Dans cette capitale où les étrangers se naturalisaient vite l’auvergnat conservait toujours au fond du cœur le souvenir vivace de son pays.
Il avait surtout pour le patois une affection que rien ne pouvait atténuer. C’était son plaisir de le parler tout à son aise après le travail de sa journée. Le français n’était pas sa langue et s’il consentait à lui consacrer quelques mots c’était pour son commerce et pour la politesse qui était la dernière recommandation qu’il ait reçue avant de partir
Par son comportement rural l’auvergnat était un des personnages typiques de la capitale, à tel point que l’on disait « l’auvergnat » sans même préciser son métier. Il retenait l’attention par son caractère bien marqué, ses habitudes de vie encore peu raffinées, une humanité un peu fruste mais des mœurs saines et austères forgées par un sol rude.

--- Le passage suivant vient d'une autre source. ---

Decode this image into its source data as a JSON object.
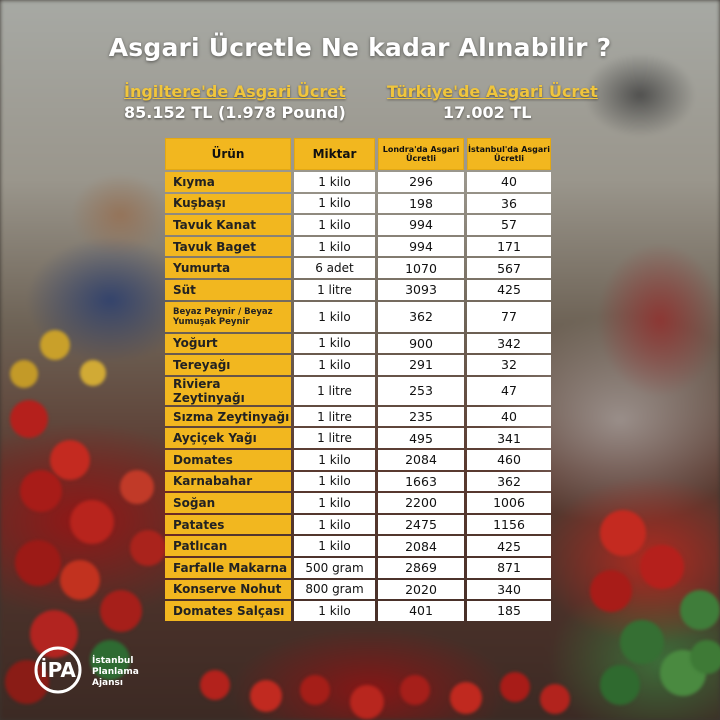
{
  "title": "Asgari Ücretle Ne kadar Alınabilir ?",
  "uk": {
    "label": "İngiltere'de Asgari  Ücret",
    "value": "85.152 TL (1.978 Pound)"
  },
  "tr": {
    "label": "Türkiye'de Asgari Ücret",
    "value": "17.002 TL"
  },
  "table": {
    "headers": [
      "Ürün",
      "Miktar",
      "Londra'da Asgari Ücretli",
      "İstanbul'da Asgari Ücretli"
    ],
    "rows": [
      [
        "Kıyma",
        "1 kilo",
        "296",
        "40"
      ],
      [
        "Kuşbaşı",
        "1 kilo",
        "198",
        "36"
      ],
      [
        "Tavuk Kanat",
        "1 kilo",
        "994",
        "57"
      ],
      [
        "Tavuk Baget",
        "1 kilo",
        "994",
        "171"
      ],
      [
        "Yumurta",
        "6 adet",
        "1070",
        "567"
      ],
      [
        "Süt",
        "1 litre",
        "3093",
        "425"
      ],
      [
        "Beyaz Peynir / Beyaz Yumuşak Peynir",
        "1 kilo",
        "362",
        "77"
      ],
      [
        "Yoğurt",
        "1 kilo",
        "900",
        "342"
      ],
      [
        "Tereyağı",
        "1 kilo",
        "291",
        "32"
      ],
      [
        "Riviera Zeytinyağı",
        "1 litre",
        "253",
        "47"
      ],
      [
        "Sızma Zeytinyağı",
        "1 litre",
        "235",
        "40"
      ],
      [
        "Ayçiçek Yağı",
        "1 litre",
        "495",
        "341"
      ],
      [
        "Domates",
        "1 kilo",
        "2084",
        "460"
      ],
      [
        "Karnabahar",
        "1 kilo",
        "1663",
        "362"
      ],
      [
        "Soğan",
        "1 kilo",
        "2200",
        "1006"
      ],
      [
        "Patates",
        "1 kilo",
        "2475",
        "1156"
      ],
      [
        "Patlıcan",
        "1 kilo",
        "2084",
        "425"
      ],
      [
        "Farfalle Makarna",
        "500 gram",
        "2869",
        "871"
      ],
      [
        "Konserve Nohut",
        "800 gram",
        "2020",
        "340"
      ],
      [
        "Domates Salçası",
        "1 kilo",
        "401",
        "185"
      ]
    ]
  },
  "logo": {
    "mark": "İPA",
    "line1": "İstanbul",
    "line2": "Planlama",
    "line3": "Ajansı"
  },
  "colors": {
    "accent": "#f2b71f",
    "wage_label": "#f0c53c"
  }
}
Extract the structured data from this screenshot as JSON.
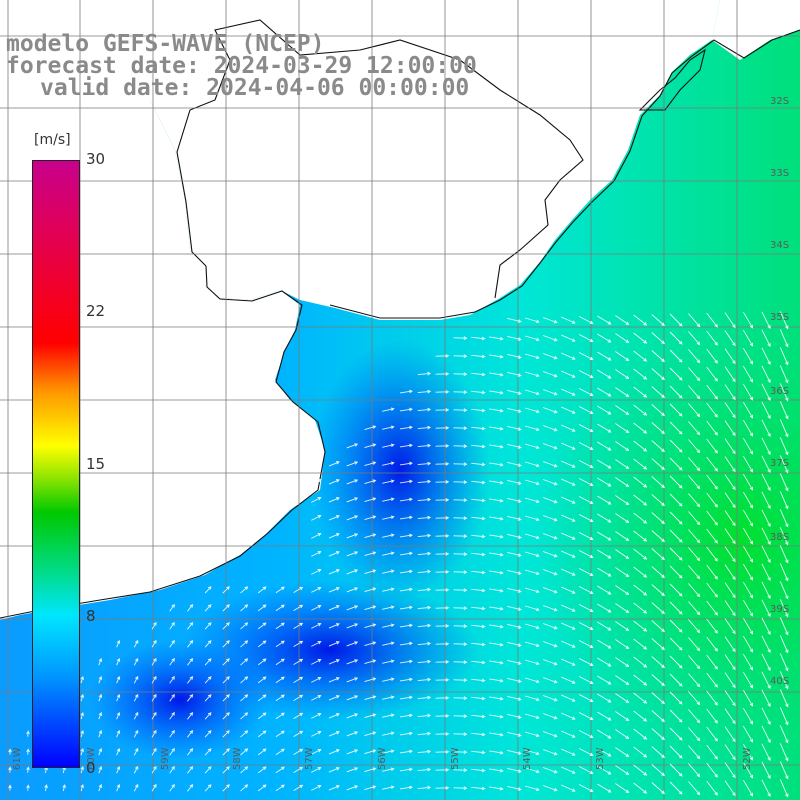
{
  "title": {
    "line1": "modelo GEFS-WAVE (NCEP)",
    "line2": "forecast date: 2024-03-29 12:00:00",
    "line3": "valid date: 2024-04-06 00:00:00"
  },
  "colorbar": {
    "unit": "[m/s]",
    "ticks": [
      "30",
      "22",
      "15",
      "8",
      "0"
    ]
  },
  "colors": {
    "land": "#ffffff",
    "grid": "#777777",
    "coast": "#111111",
    "arrows": "#ffffff",
    "low": "#0000ff",
    "mid": "#00e6ff",
    "high": "#00c800"
  },
  "map_labels": {
    "lat_right": [
      "32S",
      "33S",
      "34S",
      "35S",
      "36S",
      "37S",
      "38S",
      "39S",
      "40S"
    ],
    "lon_bottom": [
      "61W",
      "60W",
      "59W",
      "58W",
      "57W",
      "56W",
      "55W",
      "54W",
      "53W",
      "52W"
    ]
  }
}
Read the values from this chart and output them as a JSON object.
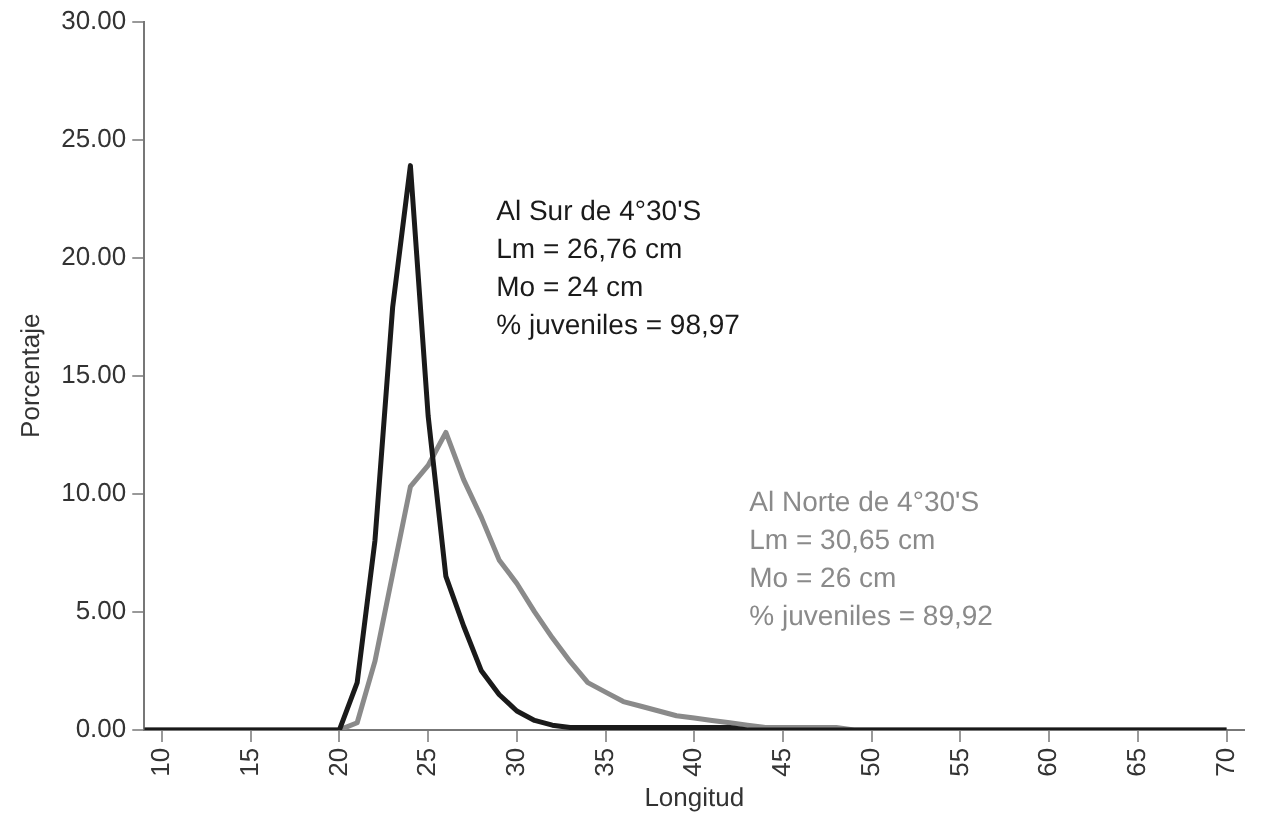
{
  "chart_data": {
    "type": "line",
    "xlabel": "Longitud",
    "ylabel": "Porcentaje",
    "x": [
      9,
      10,
      11,
      12,
      13,
      14,
      15,
      16,
      17,
      18,
      19,
      20,
      21,
      22,
      23,
      24,
      25,
      26,
      27,
      28,
      29,
      30,
      31,
      32,
      33,
      34,
      35,
      36,
      37,
      38,
      39,
      40,
      41,
      42,
      43,
      44,
      45,
      46,
      47,
      48,
      49,
      50,
      55,
      60,
      65,
      70
    ],
    "series": [
      {
        "color": "#1a1a1a",
        "values": [
          0,
          0,
          0,
          0,
          0,
          0,
          0,
          0,
          0,
          0,
          0,
          0,
          2,
          8,
          17.9,
          23.9,
          13.3,
          6.5,
          4.4,
          2.5,
          1.5,
          0.8,
          0.4,
          0.2,
          0.1,
          0.1,
          0.1,
          0.1,
          0.1,
          0.1,
          0.1,
          0.1,
          0.1,
          0.1,
          0,
          0,
          0,
          0,
          0,
          0,
          0,
          0,
          0,
          0,
          0,
          0
        ]
      },
      {
        "color": "#8a8a8a",
        "values": [
          0,
          0,
          0,
          0,
          0,
          0,
          0,
          0,
          0,
          0,
          0,
          0,
          0.3,
          2.9,
          6.6,
          10.3,
          11.2,
          12.6,
          10.6,
          9,
          7.2,
          6.2,
          5,
          3.9,
          2.9,
          2,
          1.6,
          1.2,
          1,
          0.8,
          0.6,
          0.5,
          0.4,
          0.3,
          0.2,
          0.1,
          0.1,
          0.1,
          0.1,
          0.1,
          0,
          0,
          0,
          0,
          0,
          0
        ]
      }
    ],
    "xlim": [
      9,
      71
    ],
    "xticks": [
      10,
      15,
      20,
      25,
      30,
      35,
      40,
      45,
      50,
      55,
      60,
      65,
      70
    ],
    "ylim": [
      0,
      30
    ],
    "yticks": [
      {
        "value": 0,
        "label": "0.00"
      },
      {
        "value": 5,
        "label": "5.00"
      },
      {
        "value": 10,
        "label": "10.00"
      },
      {
        "value": 15,
        "label": "15.00"
      },
      {
        "value": 20,
        "label": "20.00"
      },
      {
        "value": 25,
        "label": "25.00"
      },
      {
        "value": 30,
        "label": "30.00"
      }
    ],
    "grid": false,
    "legend": false,
    "marker": "none",
    "line_style": "solid",
    "annotations": [
      "Al Sur de 4°30'S\nLm = 26,76 cm\nMo = 24 cm\n% juveniles = 98,97",
      "Al Norte de 4°30'S\nLm = 30,65 cm\nMo = 26 cm\n% juveniles = 89,92"
    ]
  }
}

Sa position sociale de gagne-petit le plaçait toutefois à la frange d’un monde dangereux et en période de sous emploi les petits larcins à but alimentaire n’étaient pas rare.

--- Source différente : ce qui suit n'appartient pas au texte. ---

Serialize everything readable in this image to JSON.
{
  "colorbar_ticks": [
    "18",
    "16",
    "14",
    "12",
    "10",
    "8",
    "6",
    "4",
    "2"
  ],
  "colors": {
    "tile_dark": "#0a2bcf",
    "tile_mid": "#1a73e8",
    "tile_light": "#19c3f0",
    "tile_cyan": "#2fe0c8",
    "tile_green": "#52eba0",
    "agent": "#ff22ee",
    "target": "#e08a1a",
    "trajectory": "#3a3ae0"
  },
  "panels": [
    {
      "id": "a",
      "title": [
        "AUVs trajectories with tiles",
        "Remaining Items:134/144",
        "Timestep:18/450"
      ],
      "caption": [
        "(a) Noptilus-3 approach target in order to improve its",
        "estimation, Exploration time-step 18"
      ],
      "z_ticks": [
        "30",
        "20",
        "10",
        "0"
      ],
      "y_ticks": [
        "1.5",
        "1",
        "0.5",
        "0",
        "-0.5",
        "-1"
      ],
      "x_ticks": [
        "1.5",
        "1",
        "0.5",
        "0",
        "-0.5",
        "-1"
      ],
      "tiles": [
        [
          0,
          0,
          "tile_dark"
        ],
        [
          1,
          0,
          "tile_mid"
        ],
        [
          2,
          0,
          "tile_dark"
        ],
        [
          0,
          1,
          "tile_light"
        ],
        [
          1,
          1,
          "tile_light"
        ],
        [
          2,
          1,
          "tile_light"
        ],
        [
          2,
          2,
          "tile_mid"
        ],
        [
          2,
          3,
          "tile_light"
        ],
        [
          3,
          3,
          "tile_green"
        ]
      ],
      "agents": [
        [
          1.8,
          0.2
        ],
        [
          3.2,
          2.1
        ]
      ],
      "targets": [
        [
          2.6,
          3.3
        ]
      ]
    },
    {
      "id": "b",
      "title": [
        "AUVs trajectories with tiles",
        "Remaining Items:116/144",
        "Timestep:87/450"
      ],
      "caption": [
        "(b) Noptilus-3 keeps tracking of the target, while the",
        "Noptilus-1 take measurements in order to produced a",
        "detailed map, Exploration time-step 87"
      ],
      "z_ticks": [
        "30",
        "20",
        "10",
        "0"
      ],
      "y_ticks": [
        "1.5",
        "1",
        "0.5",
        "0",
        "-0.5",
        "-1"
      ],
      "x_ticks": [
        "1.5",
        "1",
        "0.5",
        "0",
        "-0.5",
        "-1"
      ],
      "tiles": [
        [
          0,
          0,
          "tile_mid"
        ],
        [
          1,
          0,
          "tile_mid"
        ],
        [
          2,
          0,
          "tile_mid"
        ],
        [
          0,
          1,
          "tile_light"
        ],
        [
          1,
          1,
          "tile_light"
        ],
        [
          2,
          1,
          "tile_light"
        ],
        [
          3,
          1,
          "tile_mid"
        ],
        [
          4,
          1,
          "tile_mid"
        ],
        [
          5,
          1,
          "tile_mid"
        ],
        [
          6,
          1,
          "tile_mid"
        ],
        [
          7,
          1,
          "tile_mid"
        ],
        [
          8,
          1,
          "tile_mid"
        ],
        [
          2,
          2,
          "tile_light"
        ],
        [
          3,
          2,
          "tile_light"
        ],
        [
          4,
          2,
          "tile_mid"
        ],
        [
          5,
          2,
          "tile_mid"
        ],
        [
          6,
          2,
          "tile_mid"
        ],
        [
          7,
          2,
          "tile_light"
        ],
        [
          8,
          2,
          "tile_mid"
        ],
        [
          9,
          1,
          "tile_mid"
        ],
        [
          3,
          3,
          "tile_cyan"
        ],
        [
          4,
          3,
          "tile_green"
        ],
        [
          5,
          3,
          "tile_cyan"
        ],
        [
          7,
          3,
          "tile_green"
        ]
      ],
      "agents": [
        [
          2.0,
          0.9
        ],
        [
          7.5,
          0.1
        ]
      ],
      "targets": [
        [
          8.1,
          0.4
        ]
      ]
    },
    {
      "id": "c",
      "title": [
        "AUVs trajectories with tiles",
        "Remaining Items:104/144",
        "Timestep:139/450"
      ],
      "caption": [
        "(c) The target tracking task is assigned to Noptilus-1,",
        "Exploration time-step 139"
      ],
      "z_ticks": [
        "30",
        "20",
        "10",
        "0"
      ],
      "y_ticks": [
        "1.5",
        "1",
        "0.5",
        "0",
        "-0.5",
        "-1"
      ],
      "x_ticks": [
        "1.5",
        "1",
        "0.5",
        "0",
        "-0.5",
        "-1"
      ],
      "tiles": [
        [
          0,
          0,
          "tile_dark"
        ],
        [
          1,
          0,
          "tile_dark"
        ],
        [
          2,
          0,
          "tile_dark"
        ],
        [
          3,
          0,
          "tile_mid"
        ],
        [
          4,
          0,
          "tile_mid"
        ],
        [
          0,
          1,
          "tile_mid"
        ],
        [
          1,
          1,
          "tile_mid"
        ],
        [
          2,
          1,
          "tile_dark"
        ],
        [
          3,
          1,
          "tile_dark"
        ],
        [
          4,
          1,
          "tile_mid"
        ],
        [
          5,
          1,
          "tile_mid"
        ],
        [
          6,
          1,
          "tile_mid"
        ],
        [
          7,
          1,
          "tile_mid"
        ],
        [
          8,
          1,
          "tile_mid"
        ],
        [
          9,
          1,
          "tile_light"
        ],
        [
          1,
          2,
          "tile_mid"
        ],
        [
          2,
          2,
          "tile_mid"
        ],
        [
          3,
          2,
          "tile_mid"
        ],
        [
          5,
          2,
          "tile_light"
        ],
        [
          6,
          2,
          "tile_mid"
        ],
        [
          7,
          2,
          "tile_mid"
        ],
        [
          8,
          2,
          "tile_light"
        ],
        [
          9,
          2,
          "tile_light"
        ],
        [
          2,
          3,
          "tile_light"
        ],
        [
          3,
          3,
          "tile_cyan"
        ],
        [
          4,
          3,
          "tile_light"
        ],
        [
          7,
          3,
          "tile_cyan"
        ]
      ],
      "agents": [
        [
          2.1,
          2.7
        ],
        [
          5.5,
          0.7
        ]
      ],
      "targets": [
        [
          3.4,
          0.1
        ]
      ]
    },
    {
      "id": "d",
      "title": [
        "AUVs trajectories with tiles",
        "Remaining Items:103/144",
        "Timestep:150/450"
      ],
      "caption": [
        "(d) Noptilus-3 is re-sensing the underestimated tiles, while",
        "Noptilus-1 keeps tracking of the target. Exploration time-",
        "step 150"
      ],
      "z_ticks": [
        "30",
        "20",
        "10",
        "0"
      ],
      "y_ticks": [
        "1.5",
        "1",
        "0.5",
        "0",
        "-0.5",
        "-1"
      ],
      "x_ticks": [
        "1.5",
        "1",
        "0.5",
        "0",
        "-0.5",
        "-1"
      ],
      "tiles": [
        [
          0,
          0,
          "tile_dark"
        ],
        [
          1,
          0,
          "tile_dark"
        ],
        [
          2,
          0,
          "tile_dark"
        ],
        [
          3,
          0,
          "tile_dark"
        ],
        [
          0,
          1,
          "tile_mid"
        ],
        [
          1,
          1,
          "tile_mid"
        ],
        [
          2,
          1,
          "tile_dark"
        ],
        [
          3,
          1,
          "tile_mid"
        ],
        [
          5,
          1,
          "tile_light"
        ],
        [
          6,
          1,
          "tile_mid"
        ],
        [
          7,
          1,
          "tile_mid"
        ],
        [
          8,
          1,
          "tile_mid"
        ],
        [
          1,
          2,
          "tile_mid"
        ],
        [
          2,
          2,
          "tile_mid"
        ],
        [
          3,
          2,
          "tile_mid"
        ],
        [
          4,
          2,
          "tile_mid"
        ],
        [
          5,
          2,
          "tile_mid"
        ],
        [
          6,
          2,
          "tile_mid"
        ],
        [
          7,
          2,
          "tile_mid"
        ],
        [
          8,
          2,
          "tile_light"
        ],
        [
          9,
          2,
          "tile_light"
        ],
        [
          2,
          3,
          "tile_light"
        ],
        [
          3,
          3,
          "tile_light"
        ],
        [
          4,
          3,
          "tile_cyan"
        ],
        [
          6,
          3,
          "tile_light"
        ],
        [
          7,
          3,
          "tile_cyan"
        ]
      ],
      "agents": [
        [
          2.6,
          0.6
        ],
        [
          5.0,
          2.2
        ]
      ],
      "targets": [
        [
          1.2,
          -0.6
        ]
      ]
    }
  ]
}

En 1840 un journalier âgé de 29 ans, venu de Montsalvy, est condamné à 7 ans de réclusion pour le vol d’un lapin. La valeur du lapin a beaucoup diminuée de nos jours !

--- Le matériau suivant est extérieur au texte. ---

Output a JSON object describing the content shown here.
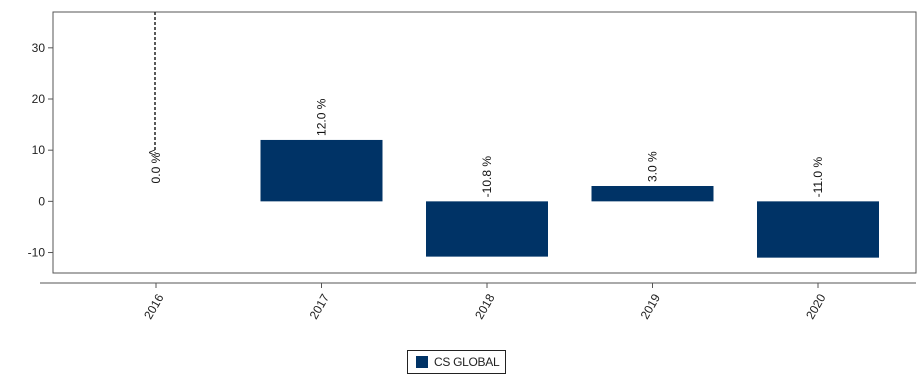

Dans la société bourgeoise des préjugés raciaux se créèrent alors parfois : Etienne Cayrol de Pierrefort et Marie Delayac de Paullenc, concierges rue St Eustache, sont désignés sans preuves, coupables d’un vol dans leur immeuble. Arrêtés ils firent 3 mois de prison puis, reconnus innocents,  furent relâchés
 (éléments divers recueillis aux archives de la Préfecture de Police de Paris et à la Bibliothèque de la ville de Paris)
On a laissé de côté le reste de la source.